DeepSeek R3 Achieves State-of-the-Art Reasoning on Math and Code Benchmarks

DeepSeek's latest model, R3, has set new records on AIME and HumanEval, outperforming GPT-5 and Gemini 2.5 Pro on multi-step reasoning tasks while remaining fully open-weights.

DeepSeek has released R3, the newest member of its reasoning-optimized model family, claiming top-of-leaderboard results across every major math and coding benchmark. On the 2026 AIME competition set, R3 scored 94.2%, surpassing both OpenAI's GPT-5 and Google's Gemini 2.5 Pro. The model uses a mixture-of-experts architecture with 671B total parameters, activating 37B per forward pass.

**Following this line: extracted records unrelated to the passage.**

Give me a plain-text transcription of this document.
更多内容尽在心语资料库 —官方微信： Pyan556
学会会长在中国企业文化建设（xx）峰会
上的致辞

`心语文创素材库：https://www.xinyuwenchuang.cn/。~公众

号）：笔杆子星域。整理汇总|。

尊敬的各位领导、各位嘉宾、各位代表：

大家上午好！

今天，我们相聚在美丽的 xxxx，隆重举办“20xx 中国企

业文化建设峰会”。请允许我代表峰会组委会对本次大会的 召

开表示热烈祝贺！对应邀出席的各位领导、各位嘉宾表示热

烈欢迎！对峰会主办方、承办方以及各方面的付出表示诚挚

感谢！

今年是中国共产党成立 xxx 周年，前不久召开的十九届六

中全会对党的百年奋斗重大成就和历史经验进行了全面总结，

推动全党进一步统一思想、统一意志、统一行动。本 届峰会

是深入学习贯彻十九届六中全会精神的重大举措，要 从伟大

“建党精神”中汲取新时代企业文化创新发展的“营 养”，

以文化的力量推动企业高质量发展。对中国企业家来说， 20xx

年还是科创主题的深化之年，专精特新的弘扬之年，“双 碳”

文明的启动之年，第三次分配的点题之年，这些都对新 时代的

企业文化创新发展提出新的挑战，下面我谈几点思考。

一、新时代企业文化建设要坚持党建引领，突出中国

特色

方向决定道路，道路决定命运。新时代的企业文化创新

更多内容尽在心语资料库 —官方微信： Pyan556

Crucially, DeepSeek has released R3 as fully open-weights under an MIT-equivalent license, continuing its pattern of open releases that has repeatedly disrupted the AI industry. Researchers have already reported successful quantized 4-bit inference on a single H100 GPU at roughly 35 tokens per second — a remarkable throughput for a model at this scale.

The release is accompanied by a detailed technical report that describes a novel reinforcement learning approach dubbed 'recursive chain-of-thought distillation', which teaches the model to self-correct its reasoning traces during RLHF. Industry observers expect this technique to be rapidly replicated by labs worldwide within weeks.